We request immediate disclosure of formal and informal expressions of interest and/or non-binding offers to acquire the Company. If they have not already, I believe that multiple parties will offer to pay upwards of a 40% premium to the unaffected stock price at Friday's close. Frankly, the risk is to the upside.
We request that the Board of Directors immediately engage a top-tier investment bank and initiate a formal process to sell the Company.
In parallel, we request that you either step down as CEO or adjust your compensation to better align with the interests of shareholders. Mike Pearson at Valeant Pharmaceuticals ("VRX") is an example of a CEO whose incentives are clearly aligned with shareholders. John Mackey, Mark Pincus, Sehat Sutardja, Larry Page, and Steve Jobs are exemplary founders who have elected salaries of $1 per year. Over the past three years, you have received $20 million of total compensation. During that time period the Company's stock price has been cut in half. The past two years, shareholders have voted against the executive compensation proposed by the Board. Nothing has changed. As far back as June 7, 2005, Xmark filed an amended 13-D challenging your compensation practices. Yet, in the ten years since Xmark's filing, you have received total compensation of $65 million, or 17% of your current market capitalization. It's time for the Board and CEO to work on behalf of shareholders.
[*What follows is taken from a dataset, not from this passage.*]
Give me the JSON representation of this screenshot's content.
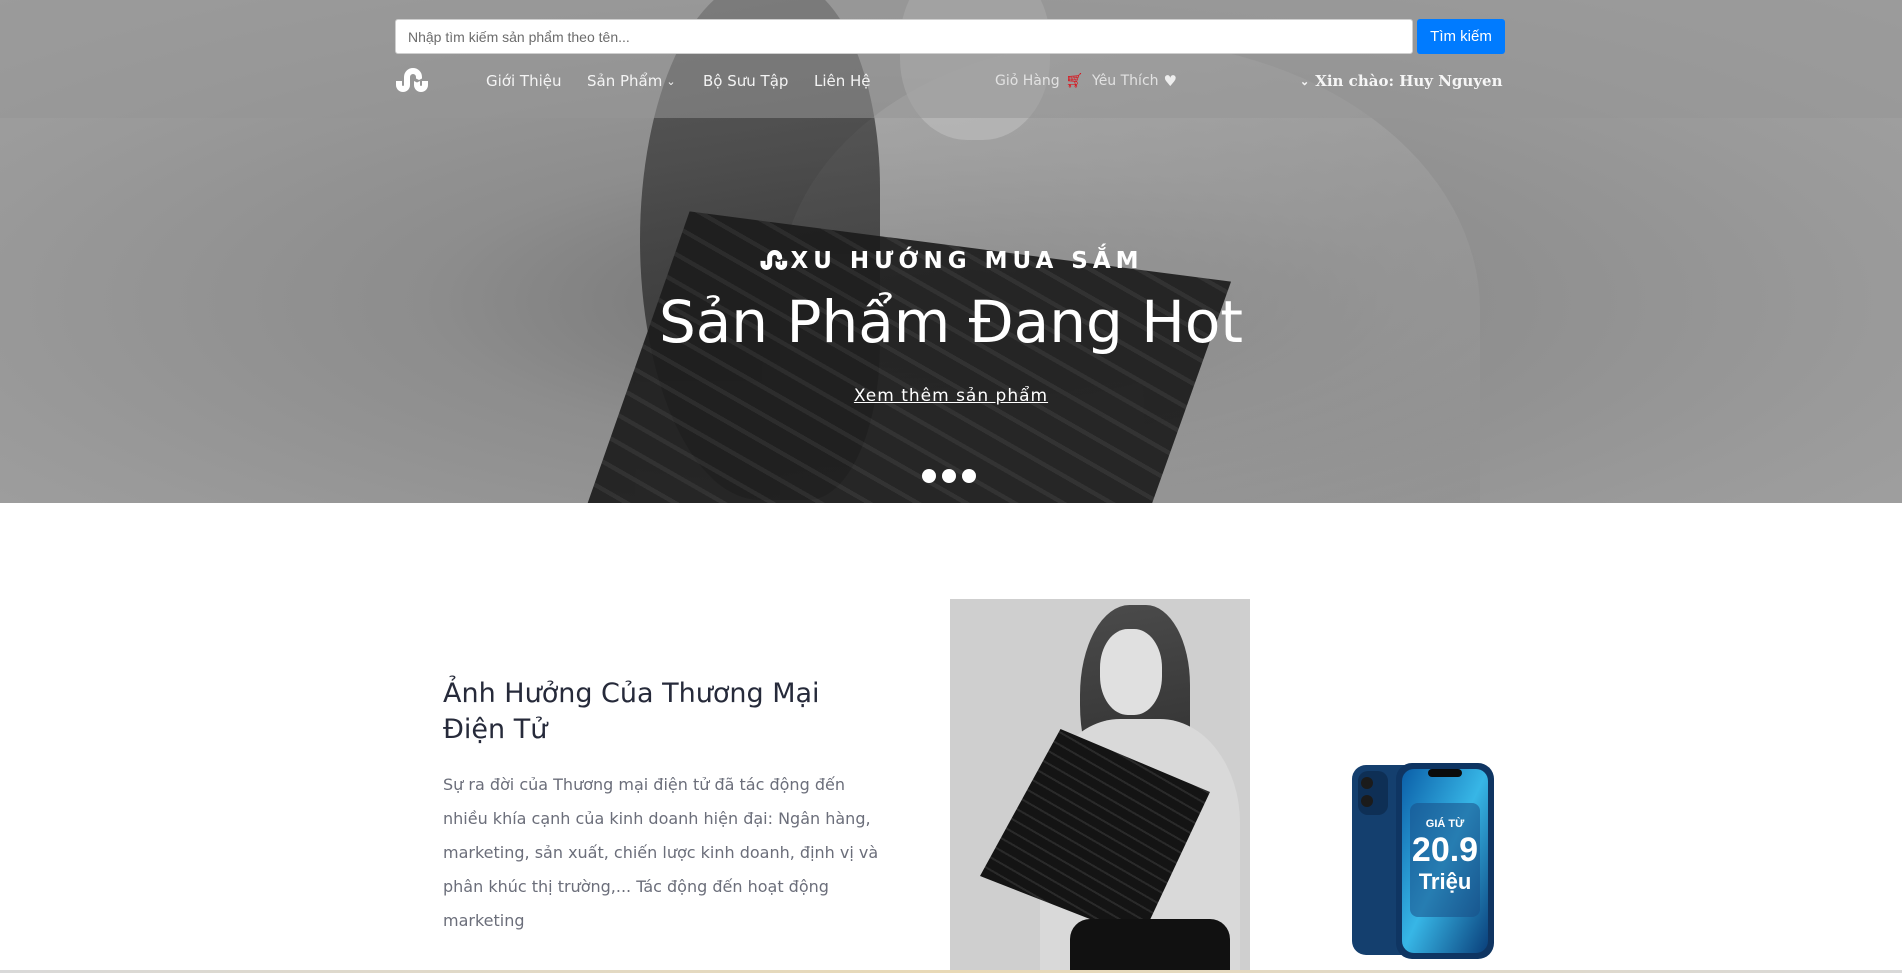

As we have discussed, Armistice recommends an immediate restructuring of the Company. All offices should be consolidated into Irvine. All research and development programs beyond post-marketing commitments, Evomela, and SPI-2012 should be immediately ceased. Money-losing international operations should be shuttered immediately and converted to distribution agreements. Non-customer facing employee staffing levels should be evaluated. The Company should focus on in-licensing and co-promotion agreements to enhance the near-term utilization of its commercial infrastructure. And the Company should be sold.
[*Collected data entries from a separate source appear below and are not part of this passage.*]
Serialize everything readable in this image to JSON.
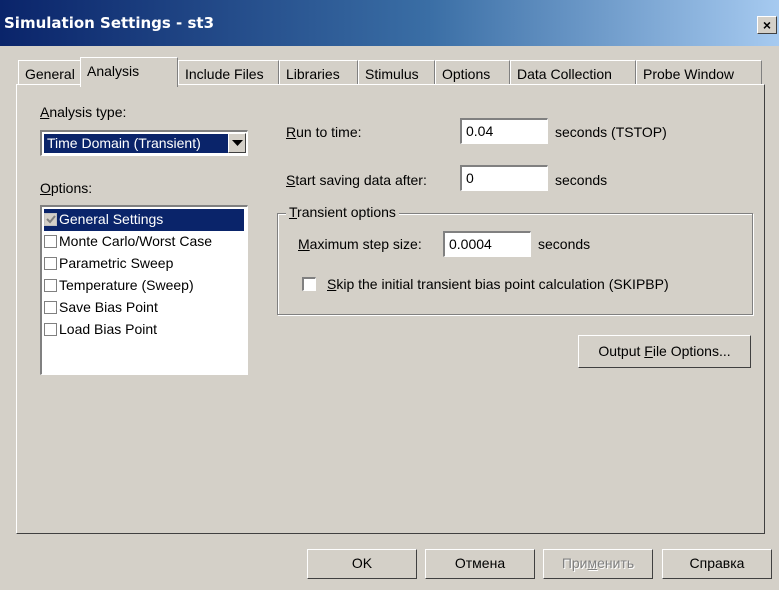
{
  "window": {
    "title": "Simulation Settings - st3",
    "close_glyph": "×"
  },
  "tabs": [
    {
      "label": "General"
    },
    {
      "label": "Analysis"
    },
    {
      "label": "Include Files"
    },
    {
      "label": "Libraries"
    },
    {
      "label": "Stimulus"
    },
    {
      "label": "Options"
    },
    {
      "label": "Data Collection"
    },
    {
      "label": "Probe Window"
    }
  ],
  "analysis": {
    "type_label_pre": "",
    "type_label_u": "A",
    "type_label_post": "nalysis type:",
    "type_value": "Time Domain (Transient)",
    "options_label_u": "O",
    "options_label_post": "ptions:",
    "options": [
      {
        "label": "General Settings",
        "checked": true,
        "selected": true
      },
      {
        "label": "Monte Carlo/Worst Case",
        "checked": false,
        "selected": false
      },
      {
        "label": "Parametric Sweep",
        "checked": false,
        "selected": false
      },
      {
        "label": "Temperature (Sweep)",
        "checked": false,
        "selected": false
      },
      {
        "label": "Save Bias Point",
        "checked": false,
        "selected": false
      },
      {
        "label": "Load Bias Point",
        "checked": false,
        "selected": false
      }
    ]
  },
  "run_to": {
    "label_u": "R",
    "label_post": "un to time:",
    "value": "0.04",
    "unit": "seconds  (TSTOP)"
  },
  "start_saving": {
    "label_u": "S",
    "label_post": "tart saving data after:",
    "value": "0",
    "unit": "seconds"
  },
  "transient": {
    "title_u": "T",
    "title_post": "ransient options",
    "max_step_label_u": "M",
    "max_step_label_post": "aximum step size:",
    "max_step_value": "0.0004",
    "max_step_unit": "seconds",
    "skip_label_u": "S",
    "skip_label_post": "kip the initial transient bias point calculation  (SKIPBP)",
    "skip_checked": false
  },
  "output_file": {
    "pre": "Output ",
    "u": "F",
    "post": "ile Options..."
  },
  "buttons": {
    "ok": "OK",
    "cancel": "Отмена",
    "apply_pre": "При",
    "apply_u": "м",
    "apply_post": "енить",
    "help": "Справка"
  }
}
Dr. Raj, I have a tremendous amount of respect for your business development prowess and the Company you have built. I know you have poured your heart and soul into SPPI. While our preference is a sale of the entire Company, Armistice is willing to accept contingent value rights for higher risk assets (e.g., litigation outcomes on Fusilev, pipeline candidates) and we may also support the spin-out of a new entity containing certain pipeline assets (e.g., poziotinib, SPI-1620, ozarelix), similar to Patrick Soon-Shoing's carve-out post-Celgene's ("CELG") acquisition of Abraxis BioScience ("ABII"). We are steadfast in our belief that the Company needs to be sold immediately.
I welcome further discussion with you and the Board.